1 Juin 2025 , Rédigé par verdon-info Publié dans #Image et poésie

Tableaux de 1. Botticelli "Le Printemps" , 2."Les sons du Printemps" de Franz Van Stuck et 3. "Les 3 Grâces" de Jean Baptiste Carpeaux
Tableaux de 1. Botticelli "Le Printemps" , 2."Les sons du Printemps" de Franz Van Stuck et 3. "Les 3 Grâces" de Jean Baptiste Carpeaux
Tableaux de 1. Botticelli "Le Printemps" , 2."Les sons du Printemps" de Franz Van Stuck et 3. "Les 3 Grâces" de Jean Baptiste Carpeaux

Tableaux de 1. Botticelli "Le Printemps" , 2."Les sons du Printemps" de Franz Van Stuck et 3. "Les 3 Grâces" de Jean Baptiste Carpeaux

Franz von Stuck (1863-1928)

Les sons du printemps (1910) (huile sur panneau, 89x89), (collection privée)

Ce tableau d’un des piliers du symbolisme allemand et acteur majeur de la Sécession de Munich est tardif par rapport au mouvement mais il pourrait le résumer tant il est caractéristique d’une certaine manière de voir, de vivre et de s’exprimer alors répandue dans toute l’Europe.

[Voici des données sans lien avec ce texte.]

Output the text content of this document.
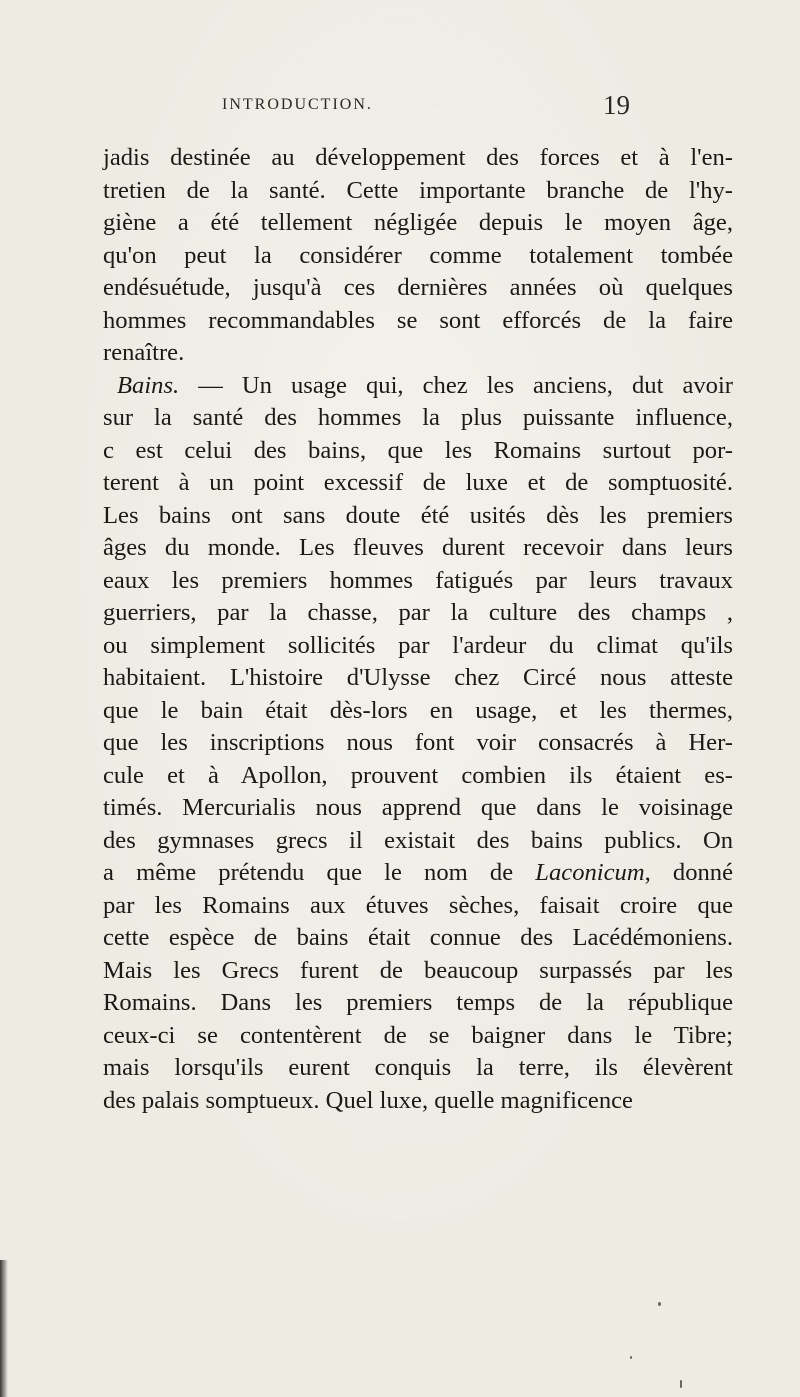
INTRODUCTION.	19
jadis destinée au développement des forces et à l'en-
tretien de la santé. Cette importante branche de l'hy-
giène a été tellement négligée depuis le moyen âge,
qu'on peut la considérer comme totalement tombée
endésuétude, jusqu'à ces dernières années où quelques
hommes recommandables se sont efforcés de la faire
renaître.
Bains. — Un usage qui, chez les anciens, dut avoir
sur la santé des hommes la plus puissante influence,
c est celui des bains, que les Romains surtout por-
terent à un point excessif de luxe et de somptuosité.
Les bains ont sans doute été usités dès les premiers
âges du monde. Les fleuves durent recevoir dans leurs
eaux les premiers hommes fatigués par leurs travaux
guerriers, par la chasse, par la culture des champs ,
ou simplement sollicités par l'ardeur du climat qu'ils
habitaient. L'histoire d'Ulysse chez Circé nous atteste
que le bain était dès-lors en usage, et les thermes,
que les inscriptions nous font voir consacrés à Her-
cule et à Apollon, prouvent combien ils étaient es-
timés. Mercurialis nous apprend que dans le voisinage
des gymnases grecs il existait des bains publics. On
a même prétendu que le nom de Laconicum, donné
par les Romains aux étuves sèches, faisait croire que
cette espèce de bains était connue des Lacédémoniens.
Mais les Grecs furent de beaucoup surpassés par les
Romains. Dans les premiers temps de la république
ceux-ci se contentèrent de se baigner dans le Tibre;
mais lorsqu'ils eurent conquis la terre, ils élevèrent
des palais somptueux. Quel luxe, quelle magnificence
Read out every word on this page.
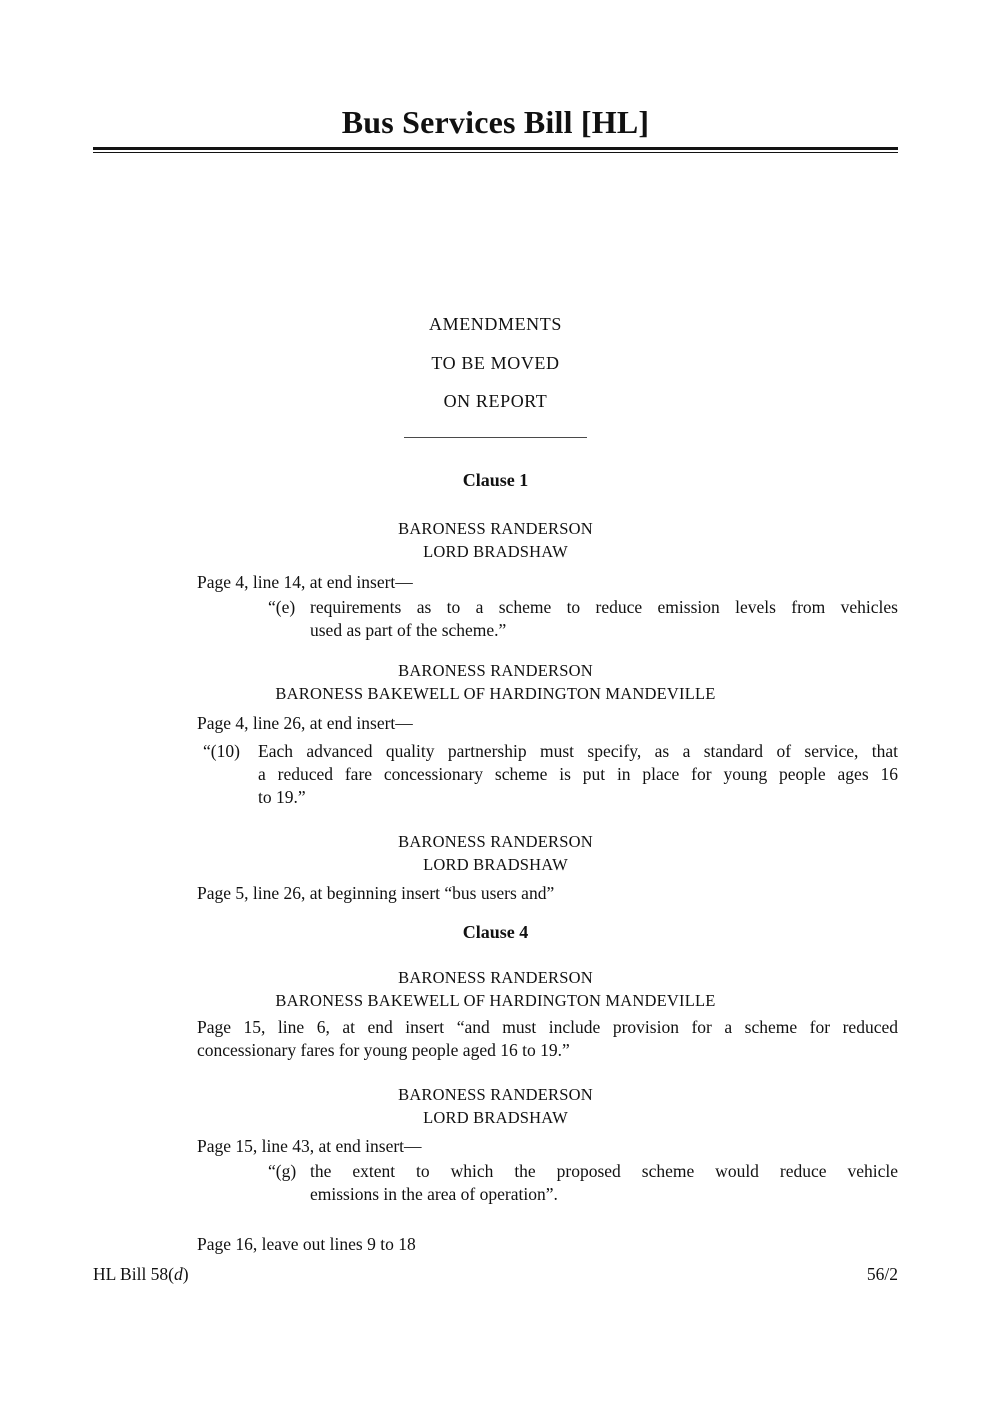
Bus Services Bill [HL]
AMENDMENTS
TO BE MOVED
ON REPORT
Clause 1
BARONESS RANDERSON
LORD BRADSHAW
Page 4, line 14, at end insert—
“(e) requirements as to a scheme to reduce emission levels from vehicles
used as part of the scheme.”
BARONESS RANDERSON
BARONESS BAKEWELL OF HARDINGTON MANDEVILLE
Page 4, line 26, at end insert—
“(10)	Each advanced quality partnership must specify, as a standard of service, that
a reduced fare concessionary scheme is put in place for young people ages 16
to 19.”
BARONESS RANDERSON
LORD BRADSHAW
Page 5, line 26, at beginning insert “bus users and”
Clause 4
BARONESS RANDERSON
BARONESS BAKEWELL OF HARDINGTON MANDEVILLE
Page 15, line 6, at end insert “and must include provision for a scheme for reduced
concessionary fares for young people aged 16 to 19.”
BARONESS RANDERSON
LORD BRADSHAW
Page 15, line 43, at end insert—
“(g) the extent to which the proposed scheme would reduce vehicle
emissions in the area of operation”.
Page 16, leave out lines 9 to 18
HL Bill 58(d)	56/2
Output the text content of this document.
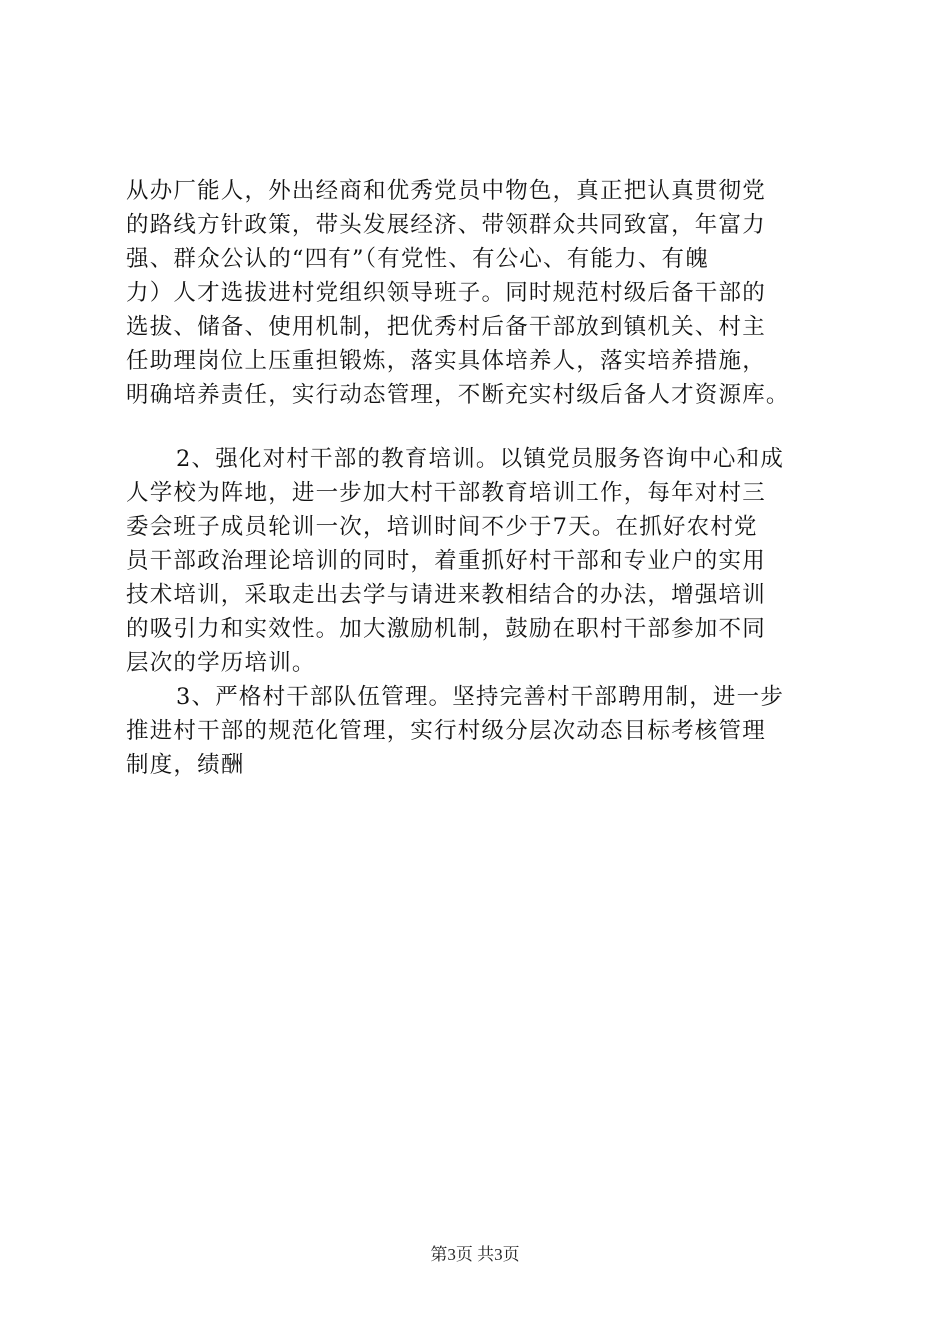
从办厂能人，外出经商和优秀党员中物色，真正把认真贯彻党
的路线方针政策，带头发展经济、带领群众共同致富，年富力
强、群众公认的“四有”（有党性、有公心、有能力、有魄
力）人才选拔进村党组织领导班子。同时规范村级后备干部的
选拔、储备、使用机制，把优秀村后备干部放到镇机关、村主
任助理岗位上压重担锻炼，落实具体培养人，落实培养措施，
明确培养责任，实行动态管理，不断充实村级后备人才资源库。
2、强化对村干部的教育培训。以镇党员服务咨询中心和成
人学校为阵地，进一步加大村干部教育培训工作，每年对村三
委会班子成员轮训一次，培训时间不少于7天。在抓好农村党
员干部政治理论培训的同时，着重抓好村干部和专业户的实用
技术培训，采取走出去学与请进来教相结合的办法，增强培训
的吸引力和实效性。加大激励机制，鼓励在职村干部参加不同
层次的学历培训。
3、严格村干部队伍管理。坚持完善村干部聘用制，进一步
推进村干部的规范化管理，实行村级分层次动态目标考核管理
制度，绩酬
第3页 共3页
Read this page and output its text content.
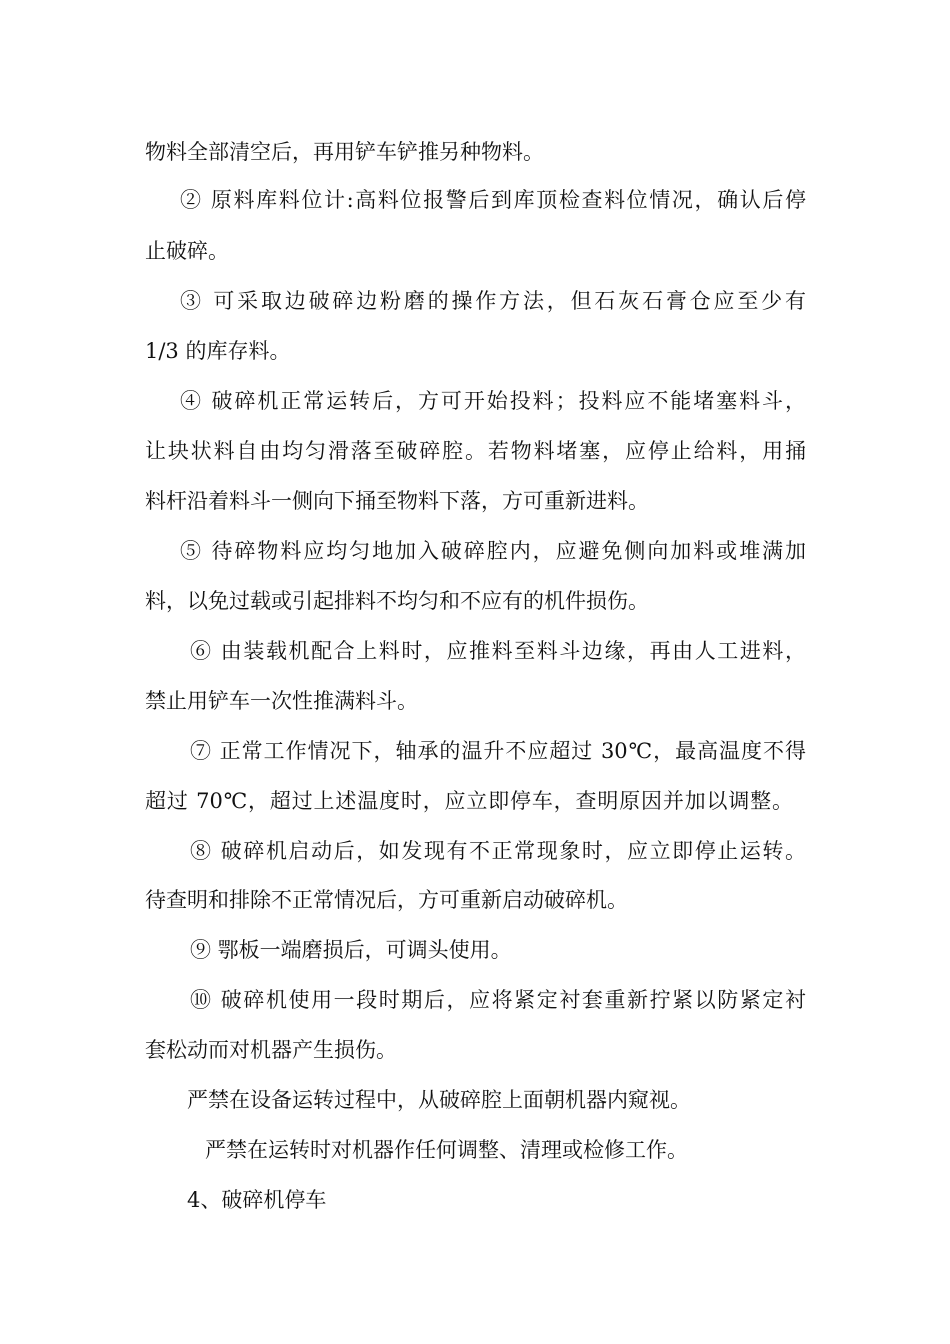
物料全部清空后，再用铲车铲推另种物料。
② 原料库料位计:高料位报警后到库顶检查料位情况，确认后停
止破碎。
③ 可采取边破碎边粉磨的操作方法，但石灰石膏仓应至少有
1/3 的库存料。
④ 破碎机正常运转后，方可开始投料；投料应不能堵塞料斗，
让块状料自由均匀滑落至破碎腔。若物料堵塞，应停止给料，用捅
料杆沿着料斗一侧向下捅至物料下落，方可重新进料。
⑤ 待碎物料应均匀地加入破碎腔内，应避免侧向加料或堆满加
料，以免过载或引起排料不均匀和不应有的机件损伤。
⑥ 由装载机配合上料时，应推料至料斗边缘，再由人工进料，
禁止用铲车一次性推满料斗。
⑦ 正常工作情况下，轴承的温升不应超过 30℃，最高温度不得
超过 70℃，超过上述温度时，应立即停车，查明原因并加以调整。
⑧ 破碎机启动后，如发现有不正常现象时，应立即停止运转。
待查明和排除不正常情况后，方可重新启动破碎机。
⑨ 鄂板一端磨损后，可调头使用。
⑩ 破碎机使用一段时期后，应将紧定衬套重新拧紧以防紧定衬
套松动而对机器产生损伤。
严禁在设备运转过程中，从破碎腔上面朝机器内窥视。
严禁在运转时对机器作任何调整、清理或检修工作。
4、破碎机停车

Années de culte du rêve et de l’irréalité, où les artistes s’attachent, en réaction à l’académisme officiel, à suggérer plutôt que décrire.

Inscrit dans un carré parfait, son motif en V jaillit du panneau : trois jeunes filles dansent, pieds nus, sur une plateforme herbue. Le décor frappe par sa nudité : quelques silhouettes d’arbres lointains, un ciel marbré et transparent. Les robes atemporelles collent aux corps sveltes qui malgré leur jeunesse ont déjà des formes voluptueuses. L’élan de la danse, les couleurs, claires bien que tamisées - très différentes des tons sombres tant aimés du peintre - évoquent la vie et la jeunesse. Thème classique, pensera-t-on, de la ronde des trois Grâces, si souvent traitée, où les corps expriment plus que les visages. 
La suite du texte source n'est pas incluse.